M. Guy Cabanel, rapporteur, a exposé que les auditions de la commission sur le projet de loi constitutionnelle avaient démontré, d'une part, la complexité des problèmes soulevés par ce texte et, d'autre part, la difficulté de trouver une solution acceptable pour tous. Il a souligné que les professeurs de droit constitutionnel eux-mêmes n'étaient pas unanimes sur le choix de l'article de la Constitution à modifier et il s'est déclaré perplexe sur les solutions à proposer.

M. Guy Cabanel, rapporteur , a rappelé ensuite les difficultés rencontrées pour reconnaître le droit de vote et d'éligibilité des femmes, rappelant que ceux-ci avaient été établis non à l'issue d'une procédure parlementaire, mais par une ordonnance du 21 avril 1944, sur l'initiative du Général de Gaulle.

M. Guy Cabanel, rapporteur , a indiqué qu'il s'était porté candidat au rapport, d'une part, parce que ses fonctions de vice-président de la mission d'information chargée d'étudier la place et le rôle des femmes dans la vie publique lui avaient permis d'appréhender la réalité du problème et, d'autre part, afin de porter remède à l'insuffisante présence des femmes dans la vie publique.
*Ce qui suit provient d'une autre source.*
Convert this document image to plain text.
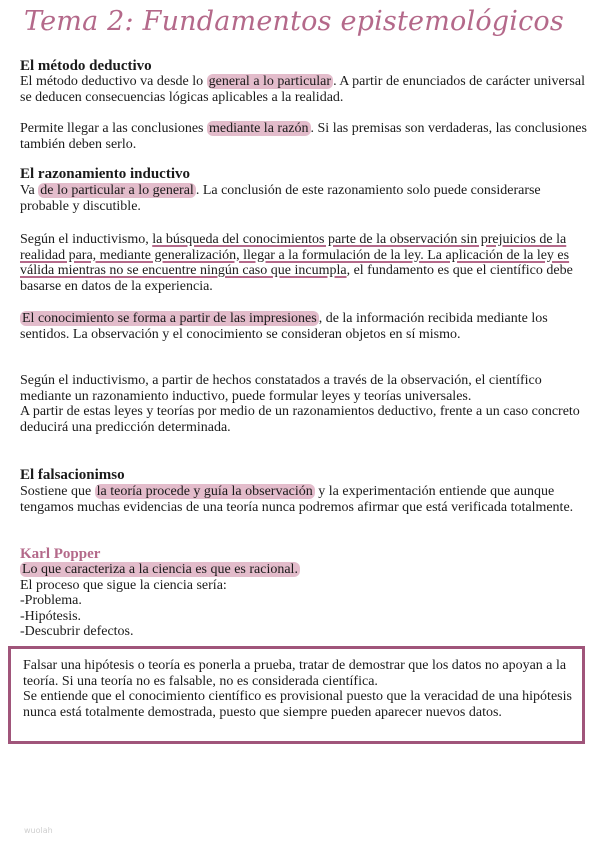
Tema 2: Fundamentos epistemológicos
El método deductivo

El método deductivo va desde lo general a lo particular . A partir de enunciados de carácter universal se deducen consecuencias lógicas aplicables a la realidad.

Permite llegar a las conclusiones mediante la razón . Si las premisas son verdaderas, las conclusiones también deben serlo.

El razonamiento inductivo

Va de lo particular a lo general . La conclusión de este razonamiento solo puede considerarse probable y discutible.

Según el inductivismo, la búsqueda del conocimientos parte de la observación sin prejuicios de la realidad para, mediante generalización, llegar a la formulación de la ley. La aplicación de la ley es válida mientras no se encuentre ningún caso que incumpla, el fundamento es que el científico debe basarse en datos de la experiencia.

El conocimiento se forma a partir de las impresiones , de la información recibida mediante los sentidos. La observación y el conocimiento se consideran objetos en sí mismo.

Según el inductivismo, a partir de hechos constatados a través de la observación, el científico mediante un razonamiento inductivo, puede formular leyes y teorías universales.
A partir de estas leyes y teorías por medio de un razonamientos deductivo, frente a un caso concreto deducirá una predicción determinada.

El falsacionimso

Sostiene que la teoría procede y guía la observación y la experimentación entiende que aunque tengamos muchas evidencias de una teoría nunca podremos afirmar que está verificada totalmente.

Karl Popper

Lo que caracteriza a la ciencia es que es racional.

El proceso que sigue la ciencia sería:
-Problema.
-Hipótesis.
-Descubrir defectos.

Falsar una hipótesis o teoría es ponerla a prueba, tratar de demostrar que los datos no apoyan a la teoría. Si una teoría no es falsable, no es considerada científica.

Se entiende que el conocimiento científico es provisional puesto que la veracidad de una hipótesis nunca está totalmente demostrada, puesto que siempre pueden aparecer nuevos datos.

wuolah
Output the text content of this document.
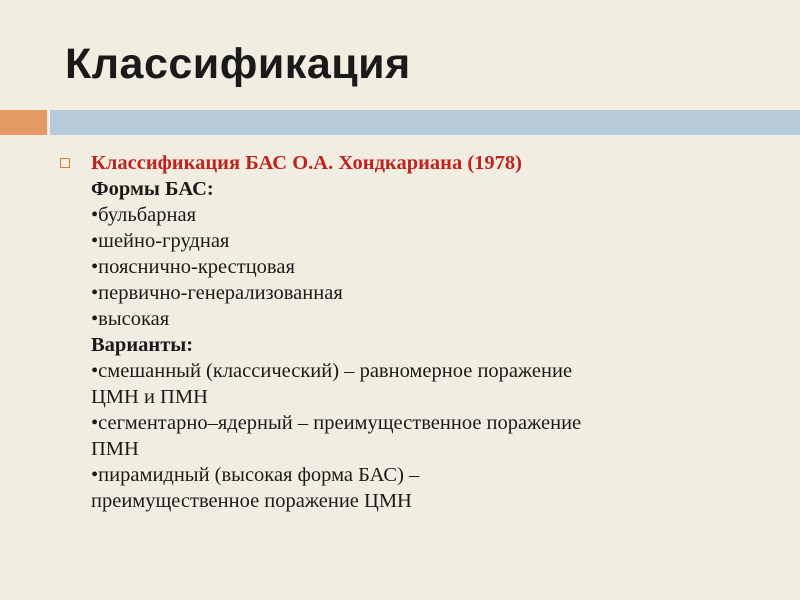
Классификация
Классификация БАС О.А. Хондкариана (1978)
Формы БАС:
•бульбарная
•шейно-грудная
•пояснично-крестцовая
•первично-генерализованная
•высокая
Варианты:
•смешанный (классический) – равномерное поражение
ЦМН и ПМН
•сегментарно–ядерный – преимущественное поражение
ПМН
•пирамидный (высокая форма БАС) –
преимущественное поражение ЦМН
Il a estimé que les progrès constatés au cours des dernières années résultait plus de raisons conjoncturelles que structurelles et que les chiffres ne laissaient pas espérer, à ses yeux, une évolution suffisamment rapide.

M. Guy Cabanel, rapporteur , a précisé que les femmes représentaient 14 % des conseillers municipaux en 1983, chiffre porté à 17,7 % en 1989 et à 21,7 % en 1995 et que 7,6 % des femmes exerçaient aujourd'hui les fonctions de maire, contre 5,4 % en 1989.

Il a souligné qu'il n'existait en Europe aucun pays ayant adopté une législation électorale comportant des quotas, à l'exception de la Belgique, précisant que les résultats belges s'étaient au demeurant avérés décevants.

M. Guy Cabanel, rapporteur , a fait valoir que la présence significative de femmes au Parlement suédois résultait essentiellement de l'action des partis politiques et des associations, mais nullement d'une législation particulière.

Après avoir confirmé que ses engagements internationaux ne prévoyaient ni n'empêchaient la France d'adopter une législation électorale comportant des quotas, M. Guy Cabanel, rapporteur , a présenté les réponses possibles au problème posé.

Il a considéré que l'évolution naturelle conduirait à attendre 50 ans pour atteindre l'équilibre souhaitable. Il a ajouté qu'une législation en la matière pouvait être soit incitative, à la condition de ne pas se limiter au principe selon lequel les partis favoriseraient l'égal accès des femmes et des hommes aux mandats et fonctions, soit contraignante, précisant que le projet de loi constitutionnelle donnait au législateur la faculté de choisir l'une ou l'autre solution.

M. Guy Cabanel, rapporteur , a ensuite rappelé les risques que comporterait l'adoption du projet de loi constitutionnelle au regard des principes de l'universalité du suffrage, du mandat représentatif, de l'égalité des citoyens et de la liberté de l'électeur. Il a considéré que le risque de communautarisme ne devait pas être sous-estimé, mais que son ampleur ne devait pas non plus être surestimée.

Exposant ensuite le contenu du projet de loi constitutionnelle, M. Guy Cabanel, rapporteur , a fait valoir que celui-ci reviendrait à donner une signification spécifique au principe général d'égalité, pour ce qui concerne le suffrage. Il a ajouté que le choix de l'article 3 de la Constitution répondait à la décision du Conseil constitutionnel du 18 novembre 1982, fondée sur cet article 3 et sur l'article VI de la Déclaration de 1789.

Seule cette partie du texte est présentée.